I resent that you are trying to kill me. Now, I won't pretend I don't deserve it.
We had fifteen years of my pretending you didn't matter. Then all of a sudden I discovered that I cared about your workings just in time also to discover how much I liked to pour poison down you. We've since had decades of my experimenting with the effects various chemicals have. I acknowledge that this hasn't exactly been fair to you, and I appreciate your ability to absorb and process these things with what my doctor calls "remarkable resilience". Thank you for that.
And frankly, I am pleased with the way that you are shaped, and with the way that others respond to that shape. I should perhaps spend more time sculpting you and less attempting to use you to get a rise out of other people and acknowledge this is my bad. If you really want, we can get back to the routine.
However, as I said, I wish that you would stop slowly murdering me. In addition, while I'm in this quiet room right now with a bunch of people writing, it would be nice if you would stop making weird noises. Again, I won't pretend this isn't my fault.

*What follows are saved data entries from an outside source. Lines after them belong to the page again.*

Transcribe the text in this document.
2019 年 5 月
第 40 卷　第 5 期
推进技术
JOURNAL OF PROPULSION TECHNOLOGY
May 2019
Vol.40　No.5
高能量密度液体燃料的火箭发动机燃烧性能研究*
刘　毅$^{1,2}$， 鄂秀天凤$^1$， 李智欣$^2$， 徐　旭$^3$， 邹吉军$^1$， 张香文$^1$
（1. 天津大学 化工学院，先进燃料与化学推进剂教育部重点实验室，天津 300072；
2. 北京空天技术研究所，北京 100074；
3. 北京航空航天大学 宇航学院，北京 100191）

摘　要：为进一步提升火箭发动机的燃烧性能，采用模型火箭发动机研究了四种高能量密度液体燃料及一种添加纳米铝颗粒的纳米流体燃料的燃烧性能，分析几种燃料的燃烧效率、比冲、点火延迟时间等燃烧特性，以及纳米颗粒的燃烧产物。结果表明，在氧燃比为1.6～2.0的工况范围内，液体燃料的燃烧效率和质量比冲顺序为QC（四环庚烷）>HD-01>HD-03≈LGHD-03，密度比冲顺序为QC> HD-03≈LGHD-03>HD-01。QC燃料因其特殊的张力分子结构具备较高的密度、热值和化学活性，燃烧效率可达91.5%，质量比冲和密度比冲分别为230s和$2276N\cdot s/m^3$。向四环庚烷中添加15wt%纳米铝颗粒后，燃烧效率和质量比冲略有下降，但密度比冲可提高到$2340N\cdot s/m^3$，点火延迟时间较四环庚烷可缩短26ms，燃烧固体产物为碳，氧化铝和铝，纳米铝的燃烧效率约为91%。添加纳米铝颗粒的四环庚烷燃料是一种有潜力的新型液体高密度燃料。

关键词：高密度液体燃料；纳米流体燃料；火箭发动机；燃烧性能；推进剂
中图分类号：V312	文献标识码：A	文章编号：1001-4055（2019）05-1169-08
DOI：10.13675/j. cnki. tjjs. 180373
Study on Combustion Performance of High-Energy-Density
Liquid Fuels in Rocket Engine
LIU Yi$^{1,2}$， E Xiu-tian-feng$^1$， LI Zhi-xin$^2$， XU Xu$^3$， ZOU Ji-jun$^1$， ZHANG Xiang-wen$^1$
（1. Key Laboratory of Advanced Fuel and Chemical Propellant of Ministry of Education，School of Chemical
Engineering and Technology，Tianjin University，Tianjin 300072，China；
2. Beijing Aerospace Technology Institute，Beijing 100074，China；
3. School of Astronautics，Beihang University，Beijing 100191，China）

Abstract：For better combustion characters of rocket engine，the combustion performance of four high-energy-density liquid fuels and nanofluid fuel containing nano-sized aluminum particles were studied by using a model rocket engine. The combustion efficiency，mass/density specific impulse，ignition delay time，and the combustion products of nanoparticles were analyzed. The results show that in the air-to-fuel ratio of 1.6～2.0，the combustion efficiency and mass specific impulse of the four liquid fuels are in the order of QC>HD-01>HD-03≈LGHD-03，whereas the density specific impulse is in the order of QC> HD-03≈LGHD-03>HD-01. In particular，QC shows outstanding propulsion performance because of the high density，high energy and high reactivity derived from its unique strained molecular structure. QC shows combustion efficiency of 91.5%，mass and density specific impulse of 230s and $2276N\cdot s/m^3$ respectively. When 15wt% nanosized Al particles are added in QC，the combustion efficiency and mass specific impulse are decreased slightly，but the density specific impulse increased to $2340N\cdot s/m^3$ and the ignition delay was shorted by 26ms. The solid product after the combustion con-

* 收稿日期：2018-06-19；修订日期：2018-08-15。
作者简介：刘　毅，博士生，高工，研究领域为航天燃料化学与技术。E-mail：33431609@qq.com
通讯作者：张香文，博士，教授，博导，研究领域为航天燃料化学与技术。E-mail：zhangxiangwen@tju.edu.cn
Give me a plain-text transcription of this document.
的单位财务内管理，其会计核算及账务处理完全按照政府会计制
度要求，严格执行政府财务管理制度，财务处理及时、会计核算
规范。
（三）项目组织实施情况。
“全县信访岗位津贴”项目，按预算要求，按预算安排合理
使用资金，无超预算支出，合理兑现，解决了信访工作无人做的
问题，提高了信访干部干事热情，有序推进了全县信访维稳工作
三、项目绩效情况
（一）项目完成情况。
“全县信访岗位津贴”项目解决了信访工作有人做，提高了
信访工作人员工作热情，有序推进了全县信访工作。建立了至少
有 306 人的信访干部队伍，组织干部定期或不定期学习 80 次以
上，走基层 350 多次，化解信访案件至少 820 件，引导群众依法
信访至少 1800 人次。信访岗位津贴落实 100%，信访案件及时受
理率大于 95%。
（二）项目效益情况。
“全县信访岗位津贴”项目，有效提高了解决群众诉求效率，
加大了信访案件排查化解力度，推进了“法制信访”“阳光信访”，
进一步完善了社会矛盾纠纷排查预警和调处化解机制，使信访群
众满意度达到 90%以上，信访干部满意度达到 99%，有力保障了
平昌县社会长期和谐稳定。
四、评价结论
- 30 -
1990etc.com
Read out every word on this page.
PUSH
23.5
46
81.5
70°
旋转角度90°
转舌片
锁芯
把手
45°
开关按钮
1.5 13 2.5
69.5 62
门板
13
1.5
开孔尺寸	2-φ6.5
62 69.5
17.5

In my defense, I only meant to go to one bar last night, to hear a friend's band play. The bar I went to before that, the pre-bar, if you will, was just so that I could kill time playing pinball--and here I feel I should digress again to thank you for having good enough eyesight and quick enough reflexes to get us on the high scores list, well done there (it would be nice to come in higher than fourth, though, if you can swing it). I don't think I can be blamed for the third bar, because there was purportedly a horror movie festival and come on, I'm not going to miss that, although I did miss it, but then having shown up it would have been rude not to have a drink. The fourth bar is on me, but I didn't intend to stay long, and it's frankly not my fault that my barista was in the band. I think it's obvious that in that case I'm going to need to stay for a couple of drinks and buy a t-shirt, which I should, again, thank you for filling out so well.
In any event, the noises are the least of it. It's the quiet dying that I'm really upset about. The part where you seem to have decided, all on your own, that it makes sense to slowly strangle my nervous system simply for the crime of ingesting wheat. Wheat! Of all the ridiculous things that I have done to you, this is what you take offense at? Not the caffeine? Not the alcohol? Not the promiscuity? Not the other things that in this public forum I most definitely do not do but in fact do?
I mean, if you asked me to stop those things, said "quit this and I'll let you go", I would. Maybe. I certainly gave up bread with a quickness when you told me it was a problem. I can't help that this world has a certain ambient wheatiness that you seem to continue to react to despite my best efforts otherwise. I mean, I *gave up pizza* for you. Mostly. They make some pretty good ones with potato flour these days but still.
In closing, body, I understand that I am not the best partner here. I have, however, largely acceded to your demands, and it would be nice if you could meet me halfway. Just tell me what else you need me to cut out, the drinking, the womanizing, the late nights, I think we can make a deal here. I just need you to stop, as I said, quietly destroying my nervous system in a fit of pique about my existence in the presence of foods you have taken a strange offense to.